Cosa implica allenare una squadra di calcio formata da ragazzi con determinate problematiche?

“Non le definirei affatto personalità 'problematiche', ma piuttosto profili differenti dai cosiddetti 'normotipi'. Questo implica una competenza indefettibile sostenuta da una buona base formativa. Bisogna conoscere i diversi stili di apprendimento di ogni singolo atleta e non solo la conoscenza da strategie e strumenti utili per l'acquisizione di abilità. Non basta applicare le proprie conoscenze senza saper leggere in che modo vengono apprese da ogni singolo atleta”.

Quali sono per lei le maggiori difficoltà da superare?

“La maggiore difficoltà per me riguarda la dignità. Hai mai notato che se, ad esempio, ci troviamo di fronte a una persona con sindrome di down, anche se adulta, ci rivolgiamo con un tono infantile? Il volto delle persone improvvisamente muta e il tono della voce cambia, proprio come se stessero parlando a un bambino. Occorre a mio giudizio trattare da adulto i soggetti disabili, senza farsi scrupolo del fatto che suscita come avviene nei rapporti usuali antipatia o simpatia. Talvolta noto come se ci si rivolga a una persona con una disabilità 'invisibile' con la frase: tu però sembri normale! Ebbene, anche in questo caso è auspicabile un cambiamento culturale che deve partire proprio dalle parole che utilizziamo”.

Giusi Burgio allenatrice
Giusi Burgio allenatrice

Quanti pregiudizi esistono ancora riguardo agli atleti con disabilità?
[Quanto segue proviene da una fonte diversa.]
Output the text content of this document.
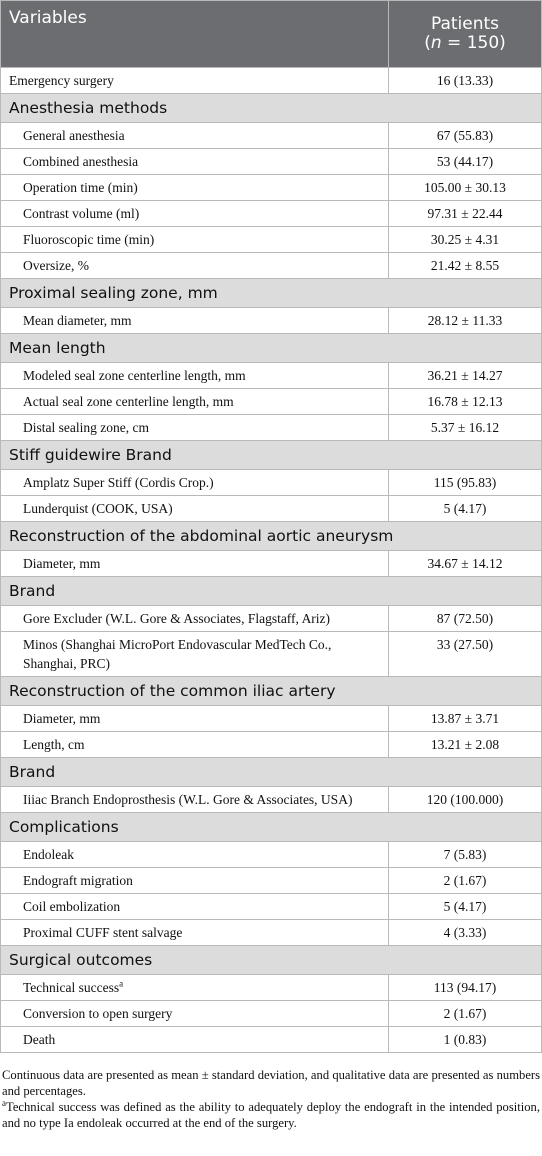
Variables	Patients
(n = 150)
Emergency surgery	16 (13.33)
Anesthesia methods	
General anesthesia	67 (55.83)
Combined anesthesia	53 (44.17)
Operation time (min)	105.00 ± 30.13
Contrast volume (ml)	97.31 ± 22.44
Fluoroscopic time (min)	30.25 ± 4.31
Oversize, %	21.42 ± 8.55
Proximal sealing zone, mm	
Mean diameter, mm	28.12 ± 11.33
Mean length	
Modeled seal zone centerline length, mm	36.21 ± 14.27
Actual seal zone centerline length, mm	16.78 ± 12.13
Distal sealing zone, cm	5.37 ± 16.12
Stiff guidewire Brand	
Amplatz Super Stiff (Cordis Crop.)	115 (95.83)
Lunderquist (COOK, USA)	5 (4.17)
Reconstruction of the abdominal aortic aneurysm	
Diameter, mm	34.67 ± 14.12
Brand	
Gore Excluder (W.L. Gore & Associates, Flagstaff, Ariz)	87 (72.50)
Minos (Shanghai MicroPort Endovascular MedTech Co., Shanghai, PRC)	33 (27.50)
Reconstruction of the common iliac artery	
Diameter, mm	13.87 ± 3.71
Length, cm	13.21 ± 2.08
Brand	
Iiiac Branch Endoprosthesis (W.L. Gore & Associates, USA)	120 (100.000)
Complications	
Endoleak	7 (5.83)
Endograft migration	2 (1.67)
Coil embolization	5 (4.17)
Proximal CUFF stent salvage	4 (3.33)
Surgical outcomes	
Technical success$^a$	113 (94.17)
Conversion to open surgery	2 (1.67)
Death	1 (0.83)

Continuous data are presented as mean ± standard deviation, and qualitative data are presented as numbers and percentages.

$^a$Technical success was defined as the ability to adequately deploy the endograft in the intended position, and no type Ia endoleak occurred at the end of the surgery.
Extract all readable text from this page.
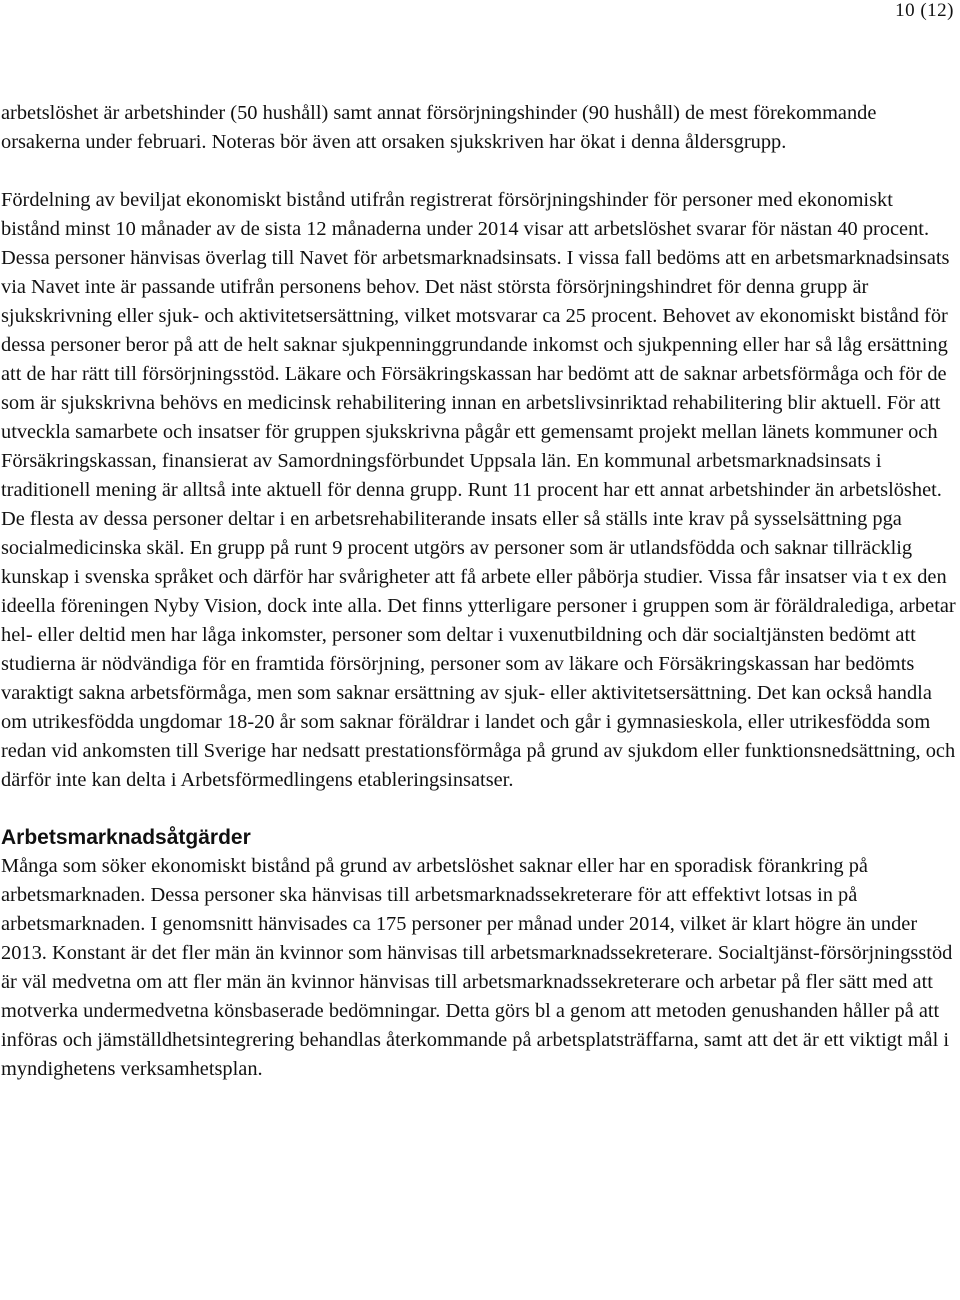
10 (12)

arbetslöshet är arbetshinder (50 hushåll) samt annat försörjningshinder (90 hushåll) de mest förekommande orsakerna under februari. Noteras bör även att orsaken sjukskriven har ökat i denna åldersgrupp.

Fördelning av beviljat ekonomiskt bistånd utifrån registrerat försörjningshinder för personer med ekonomiskt bistånd minst 10 månader av de sista 12 månaderna under 2014 visar att arbetslöshet svarar för nästan 40 procent. Dessa personer hänvisas överlag till Navet för arbetsmarknadsinsats. I vissa fall bedöms att en arbetsmarknadsinsats via Navet inte är passande utifrån personens behov. Det näst största försörjningshindret för denna grupp är sjukskrivning eller sjuk- och aktivitetsersättning, vilket motsvarar ca 25 procent. Behovet av ekonomiskt bistånd för dessa personer beror på att de helt saknar sjukpenninggrundande inkomst och sjukpenning eller har så låg ersättning att de har rätt till försörjningsstöd. Läkare och Försäkringskassan har bedömt att de saknar arbetsförmåga och för de som är sjukskrivna behövs en medicinsk rehabilitering innan en arbetslivsinriktad rehabilitering blir aktuell. För att utveckla samarbete och insatser för gruppen sjukskrivna pågår ett gemensamt projekt mellan länets kommuner och Försäkringskassan, finansierat av Samordningsförbundet Uppsala län. En kommunal arbetsmarknadsinsats i traditionell mening är alltså inte aktuell för denna grupp. Runt 11 procent har ett annat arbetshinder än arbetslöshet. De flesta av dessa personer deltar i en arbetsrehabiliterande insats eller så ställs inte krav på sysselsättning pga socialmedicinska skäl. En grupp på runt 9 procent utgörs av personer som är utlandsfödda och saknar tillräcklig kunskap i svenska språket och därför har svårigheter att få arbete eller påbörja studier. Vissa får insatser via t ex den ideella föreningen Nyby Vision, dock inte alla. Det finns ytterligare personer i gruppen som är föräldralediga, arbetar hel- eller deltid men har låga inkomster, personer som deltar i vuxenutbildning och där socialtjänsten bedömt att studierna är nödvändiga för en framtida försörjning, personer som av läkare och Försäkringskassan har bedömts varaktigt sakna arbetsförmåga, men som saknar ersättning av sjuk- eller aktivitetsersättning. Det kan också handla om utrikesfödda ungdomar 18-20 år som saknar föräldrar i landet och går i gymnasieskola, eller utrikesfödda som redan vid ankomsten till Sverige har nedsatt prestationsförmåga på grund av sjukdom eller funktionsnedsättning, och därför inte kan delta i Arbetsförmedlingens etableringsinsatser.

Arbetsmarknadsåtgärder

Många som söker ekonomiskt bistånd på grund av arbetslöshet saknar eller har en sporadisk förankring på arbetsmarknaden. Dessa personer ska hänvisas till arbetsmarknadssekreterare för att effektivt lotsas in på arbetsmarknaden. I genomsnitt hänvisades ca 175 personer per månad under 2014, vilket är klart högre än under 2013. Konstant är det fler män än kvinnor som hänvisas till arbetsmarknadssekreterare. Socialtjänst-försörjningsstöd är väl medvetna om att fler män än kvinnor hänvisas till arbetsmarknadssekreterare och arbetar på fler sätt med att motverka undermedvetna könsbaserade bedömningar. Detta görs bl a genom att metoden genushanden håller på att införas och jämställdhetsintegrering behandlas återkommande på arbetsplatsträffarna, samt att det är ett viktigt mål i myndighetens verksamhetsplan.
“I più forti pregiudizi li noto nei contesti integrati (squadre disabili vs. squadre 'normali'). Spesso le squadre di scuole calcio che si misurano con atleti con disabilità temono di far loro male o cercano addirittura di farli vincere in forza della loro condizione. Ritengo sia importante che cambi la visione delle cose perché a contare davvero deve essere l'atleta e non il disabile”.

Lei allena una squadra di soli uomini o ci sono anche donne?

“Io in realtà ho allenato fino alla scorsa stagione, poi ho deciso di dedicarmi più agli aspetti legati alla formazione e alla supervisione, anche se non escludo un ritorno in campo. Nelle 10 stagioni da allenatrice, le squadre degli atleti con disturbo dello spettro autistico erano formate da calciatori di sesso maschile. Questo dato rispecchia perfettamente la statistica italiana che registra la prevalenza di questo disturbo nei maschi di ben 4,4 volte rispetto alle femmine”.

Quale futuro immagina per il calcio e lo sport praticato da soggetti affetti da disturbi motori o cognitivi?

“Mi auguro che qualsiasi coach si avvicini con più consapevolezza al mondo della disabilità, dato che non bastano le sole competenze sportive o la passione. In assenza dei giusti requisiti si corre il rischio che qualsiasi allenamento sia fine a stesso senza poter raggiungere i progressi sperati. Auspico in particolare un contesto di livello internazionale ricco di tornei e competizioni ai quali poter partecipare regolarmente. Deve esistere perciò tanto una programmazione definita dall'insieme delle competenze che una figura specifica dell'area psicologica, educativa e sportiva, condizioni tutte finalizzate a concorrere alla crescita degli atleti, raggiungendo così obiettivi decisamente apprezzabili”.